As travellers once again book their Caribbean holidays, the recovery from the global economic recession seems to be underway as many destinations are now on a growth track.

According to the Caribbean Tourism Organisation, the number of US and European travellers taking Caribbean holidays was up by 6.5 percent during the first four months of this year.

Many travellers booking Caribbean holidays chose Jamaica as their tropical destination with visitor arrivals up by 7.3 percent from January to April 2010; the Dominican Republic saw a 2.5 percent increase and 2.2 million tourists arrive between January and June; and the Bahamas with a 1.6 percent rise in visitors.

The second most popular destination for Caribbean holidays, Cuba, saw 1.22 million tourists arrive on the island between January and May this year, which was a 1.2 percent increase on last year.

Despite the welcomed boost in tourism numbers to some islands, many others saw a decline in visitor arrivals. These include Bermuda which saw a 10.5 percent dip between January and March 2010, Curacao with a 9.4 percent fall from January to May, and the Mexican region of Cancun which saw a decline of 2.3 percent between January and April.

The origin of travellers taking Caribbean holidays has had a significant affect on visitor numbers with a decline in arrivals from European tourists. This had a ripple affect on the Eastern Caribbean as the area depends heavily on visitors from Europe, compared to northern Caribbean islands which are closely situated to the USA.

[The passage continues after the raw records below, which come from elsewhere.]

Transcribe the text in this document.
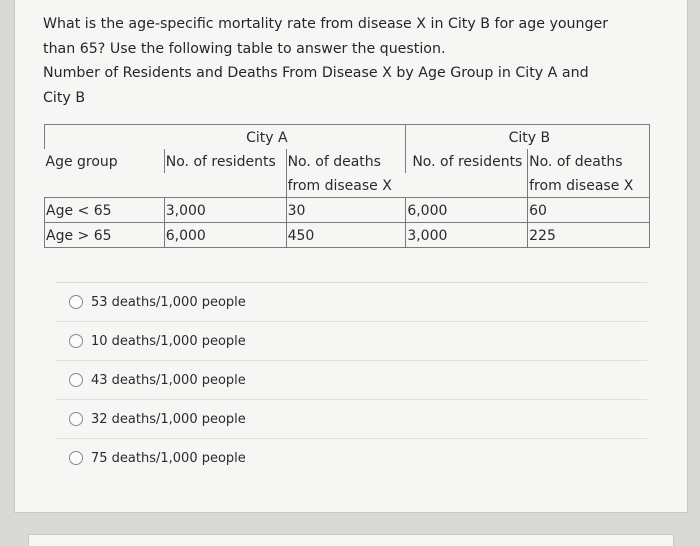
What is the age-specific mortality rate from disease X in City B for age younger

than 65? Use the following table to answer the question.

Number of Residents and Deaths From Disease X by Age Group in City A and

City B

		City A		City B
Age group	No. of residents	No. of deaths	No. of residents	No. of deaths
		from disease X		from disease X
Age < 65	3,000	30	6,000	60
Age > 65	6,000	450	3,000	225
53 deaths/1,000 people
10 deaths/1,000 people
43 deaths/1,000 people
32 deaths/1,000 people
75 deaths/1,000 people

Director of Research at the Caribbean Tourism Organisation, Winfield Griffith, said: "Travellers are proceeding with a great deal of caution when it comes to spending because of the global economic crisis. From what I can glean, I would say spending is down about 5 percent.''

During the economic downturn last year, many Caribbean hotels, airlines, and travel companies cut their prices and offered numerous promotions and discounts to entice travellers to book Caribbean holidays, which meant that profits were low. But as the economy shows signs of recovery, so do the islands of the Caribbean as consumers once again start slowly spending.